Haziran ve Temmuz aylarında Türkiye’nin çeşitli bölgelerinde sık sık meydana gelen yangınlar, sadece doğayı değil, yerleşim yerlerini ve insanların hayatlarını da tehlikeye attı. Yangınlar sonucunda 80 binden fazla hektar alan yanarken, binlerce canlı yaşamını yitirdi. Orman yangınlarıyla mücadele eden 13 kişi ise şehit düştü. Ülkemizi derinden etkileyen bu yangınları çocuklarımıza nasıl anlatmalıyız?
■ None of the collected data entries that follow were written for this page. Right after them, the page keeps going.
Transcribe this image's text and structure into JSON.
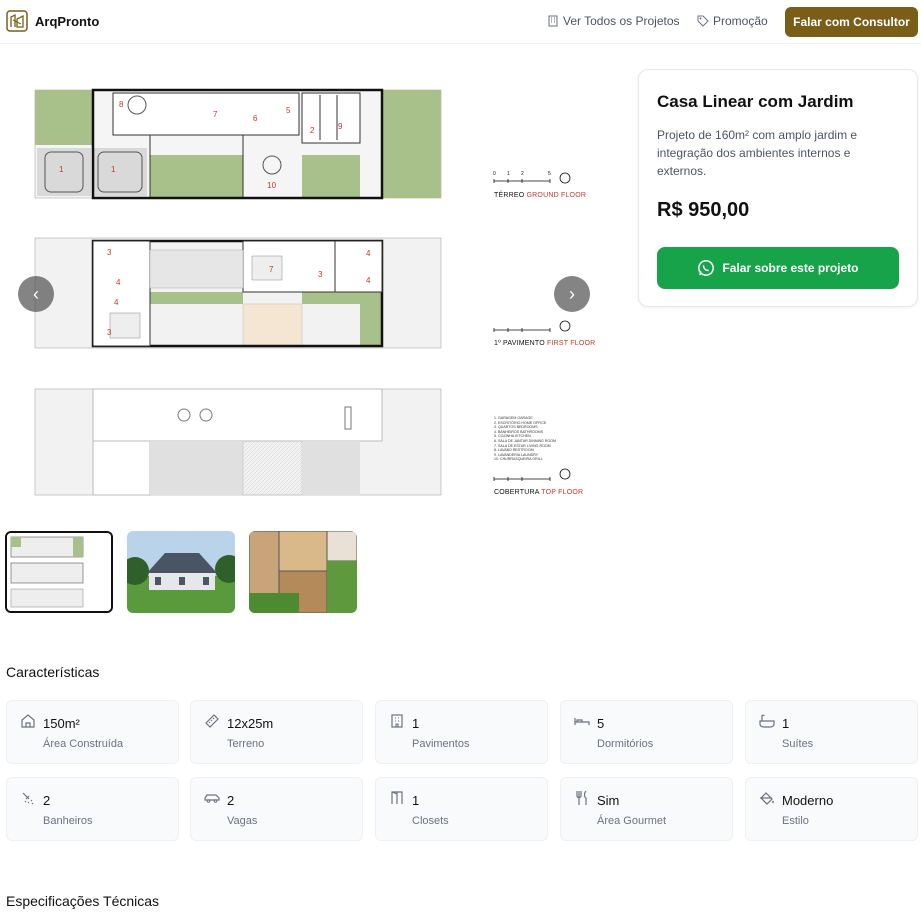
{
  "header": {
    "brand": "ArqPronto",
    "nav_all_projects": "Ver Todos os Projetos",
    "nav_promo": "Promoção",
    "cta": "Falar com Consultor"
  },
  "gallery": {
    "floors": [
      {
        "label": "TÉRREO",
        "label_en": "GROUND FLOOR"
      },
      {
        "label": "1º PAVIMENTO",
        "label_en": "FIRST FLOOR"
      },
      {
        "label": "COBERTURA",
        "label_en": "TOP FLOOR"
      }
    ],
    "room_numbers": {
      "ground": [
        "1",
        "1",
        "2",
        "5",
        "6",
        "7",
        "8",
        "9",
        "10"
      ],
      "first": [
        "3",
        "3",
        "3",
        "4",
        "4",
        "4",
        "4",
        "7"
      ]
    },
    "scale_ticks": [
      "0",
      "1",
      "2",
      "5"
    ],
    "legend": [
      "1. GARAGEM GARAGE",
      "2. ESCRITÓRIO HOME OFFICE",
      "3. QUARTOS BEDROOMS",
      "4. BANHEIROS BATHROOMS",
      "5. COZINHA KITCHEN",
      "6. SALA DE JANTAR DINNING ROOM",
      "7. SALA DE ESTAR LIVING ROOM",
      "8. LAVABO RESTROOM",
      "9. LAVANDERIA LAUNDRY",
      "10. CHURRASQUEIRA GRILL"
    ],
    "prev_icon": "chevron-left-icon",
    "next_icon": "chevron-right-icon",
    "active_thumbnail": 1
  },
  "product": {
    "title": "Casa Linear com Jardim",
    "description": "Projeto de 160m² com amplo jardim e integração dos ambientes internos e externos.",
    "price": "R$ 950,00",
    "whatsapp_button": "Falar sobre este projeto"
  },
  "features_title": "Características",
  "features": [
    {
      "icon": "home-icon",
      "value": "150m²",
      "label": "Área Construída"
    },
    {
      "icon": "ruler-icon",
      "value": "12x25m",
      "label": "Terreno"
    },
    {
      "icon": "building-icon",
      "value": "1",
      "label": "Pavimentos"
    },
    {
      "icon": "bed-icon",
      "value": "5",
      "label": "Dormitórios"
    },
    {
      "icon": "bath-icon",
      "value": "1",
      "label": "Suítes"
    },
    {
      "icon": "shower-icon",
      "value": "2",
      "label": "Banheiros"
    },
    {
      "icon": "car-icon",
      "value": "2",
      "label": "Vagas"
    },
    {
      "icon": "closet-icon",
      "value": "1",
      "label": "Closets"
    },
    {
      "icon": "utensils-icon",
      "value": "Sim",
      "label": "Área Gourmet"
    },
    {
      "icon": "paint-bucket-icon",
      "value": "Moderno",
      "label": "Estilo"
    }
  ],
  "specs_title": "Especificações Técnicas",
  "colors": {
    "brand": "#7a5d17",
    "whatsapp": "#16a34a",
    "plan_green": "#a8c08a",
    "plan_gray": "#d9d9d9",
    "label_red": "#c0392b"
  }
}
YANGINLARI ÇOCUKLARA NASIL ANLATMALIYIZ?
Aile Danışmanı ve Çocuk Gelişim Uzmanı Gülsu Arpacı, “Yangınları çocuklara nasıl anlatmalıyız?” sorusuna yanıt veriyor. Çocuklara orman yangınlarını aktarırken karmaşık ifadelerden uzak durup, sade ve anlaşılır bir dil kullanmak çok önemlidir. Peki, yangınları çocuklara nasıl anlatmalıyız?
Çocuklar, afetler ve acil durumların kendisi kadar çevrelerindeki yetişkinlerin tepkilerinden de etkilenebiliyor. Çocukların olayların farkında olduğunu göz önünde bulundurarak, yaşananlar hakkında onlarla konuşmak için zaman ayırmak gerekir. Çocuklar ateşi; çakmak, mum ve ocak gibi nesnelerden bilirler. “Bu ateş, evleri ve ağaçları yakan yangındır.” şeklinde basit bir tanımla başlayabiliriz.
Yangını anlatırken, demir ve camın dayanıklı olup yanmadığını, ancak kâğıt, plastik, tahta, kumaş, halı ve perdelerin kolayca tutuştuğunu açıklayabiliriz. Evde birlikte dolaşarak hangi eşyanın kolay yanıp yanmadığını çocukla gözlemleyebiliriz.
Ardından orman yangınlarına geçiş yapabiliriz. Ormanda yakılan ateşin, piknik sonrası söndürülmeyen közlerin, sönmeden yere atılan sigaraların ve kırılan cam parçalarının nasıl yangına yol açtığını detaylı şekilde açıklayabiliriz.